‘Jij rationeel?’ zei mijn vriendin E. ‘Hahahahaha.’
‘Ehm.’ zei ik. ‘Ja, toch?’Ik heb een redelijk sceptische, zelfs cynische kijk op de wereld, dacht ik.
En ben best wel wars van melodrama en gewauwel en zweverig gedoe.
‘Hahaha.’ lachte E. nog eens wat.
‘Nee, sorry. Je bent wel cerebraal, je kunt logisch redeneren en dingen goed verwoorden. Maar dat moet je niet verwarren met ratio. Je bent echt niet rationeel.’
Oh.
E. moet u weten, is iemand wiens oordeel ik doorgaans nogal vertrouw en hoog acht.
Dus ik was even in de war.
‘Echt niet?’
‘Nee. Met je kosmos. En je karma.’
Waarschijnlijk heeft ze gelijk.
Ben ik helemaal niet rationeel.
Is het alleen een houding die ik aanneem ten opzichte van mezelf, om niet te verzuipen in alle emotionele chaos.
En ik geloof inderdaad stiekem in karma.
Niet dat ik daarbij dan een of andere hogere entiteit in gedachten heb, die vanaf een wolk punten uitdeelt, maar gewoon. Iets met energie. Als je lieve energie de ether in slingert, dat je dat dan terugkrijgt. Ofzoiets.
Na gisteren weet ik het eigenlijk niet meer zo goed.
Afgelopen vrijdag had ik een portemonnee op straat gevonden en was vervolgens de halve ochtend bezig met het opsporen van de eigenaar. (Gevonden voorwerpen naar het politiebureau brengen kan niet meer, tegenwoordig.)
Het lukte en het leverde me naast de evidente karmapunten ook nog eens 20 euro vindersloon op, die ik voor de zekerheid de volgende dag gebruikte om mijn vriendinnen en hun kinderen te trakteren op koffie en fristi.

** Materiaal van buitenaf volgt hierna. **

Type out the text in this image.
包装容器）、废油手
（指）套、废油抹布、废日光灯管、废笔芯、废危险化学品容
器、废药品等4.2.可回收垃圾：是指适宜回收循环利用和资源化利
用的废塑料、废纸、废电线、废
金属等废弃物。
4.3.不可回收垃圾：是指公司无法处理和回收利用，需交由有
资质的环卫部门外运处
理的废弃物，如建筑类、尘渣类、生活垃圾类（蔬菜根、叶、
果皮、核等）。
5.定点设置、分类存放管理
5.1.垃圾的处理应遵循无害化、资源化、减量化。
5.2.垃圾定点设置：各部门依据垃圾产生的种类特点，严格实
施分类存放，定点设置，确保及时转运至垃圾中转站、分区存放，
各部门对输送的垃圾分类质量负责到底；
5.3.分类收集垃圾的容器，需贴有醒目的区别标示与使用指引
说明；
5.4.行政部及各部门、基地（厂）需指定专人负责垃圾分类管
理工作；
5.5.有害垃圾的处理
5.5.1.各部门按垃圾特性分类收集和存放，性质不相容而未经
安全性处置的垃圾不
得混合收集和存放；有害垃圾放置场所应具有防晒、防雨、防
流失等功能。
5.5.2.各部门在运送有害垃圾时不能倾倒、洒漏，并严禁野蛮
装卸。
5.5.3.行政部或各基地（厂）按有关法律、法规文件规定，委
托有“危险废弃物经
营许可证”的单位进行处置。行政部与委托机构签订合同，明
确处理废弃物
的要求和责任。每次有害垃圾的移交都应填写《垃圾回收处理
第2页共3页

Mij zou voorlopig niets gebeuren.
Maar gisteren fietste ik door een rood stoplicht.
Iets wat ik nooit doe.
Niet omdat ik zo braaf ben, of niet heus zelf wel kan inschatten wanneer ik veilig kan oversteken, maar omdat ik kinderen heb. Die ik moet leren voorzichtig te zijn en zich in het verkeer te gedragen als verantwoordelijke weggebruikers. (Totdat ze niet meer zo braaf zijn en 'heus zelf wel kunnen inschatten wanneer ze veilig kunnen oversteken', etc.)
Ik fiets dus sinds ik kinderen heb nooit meer door rood, ook niet – opdat ik me niet kan vergissen – als ze er niet bij zijn.
Hoewel, nu dan toch.
Per ongeluk.
Ik verwachtte dat het groen zou worden en begon alvast te fietsen. Toen ik mijn fout bemerkte was ik al halverwege de straat en fietste toen maar door.
Tsja. Foutje. Maar niet erg, want al het verkeer stond verder nog stil. Niets aan de hand, kortom.
Of toch.
Honderd meter verderop werd ik staande gehouden door de politie.
Neenee, dacht ik.
Neeneeneeneeneenee!
(Hallo? Karma?)
Ik begon te ratelen.
Over hoe ik echt nóóit door rood fiets maar nu per ongeluk dan toch maar dat het echt per óngeluk...
‘U krijgt een bekeuring van 90 euro. Wilt u nog een verklaring afleggen?’
Het bloed steeg naar mijn hoofd.
Négentig fokking euro!?
‘Wat een rotbaan heb jij,’ zei ik.
‘Nee hoor, mevrouw, helemaal niet.'
‘Nou, ik vind het maar gemeen. Een beetje zomaar 90 euro afpakken van onschuldige per ongeluk door het rood fietsende mensen. Ga toch boeven vangen, joh.’
Dat laatste zei ik natuurlijk niet.
Want dat is stom om te zeggen.
Maar ik wou het eigenlijk wel.
‘Het is voor uw eigen veiligheid, mevrouw.’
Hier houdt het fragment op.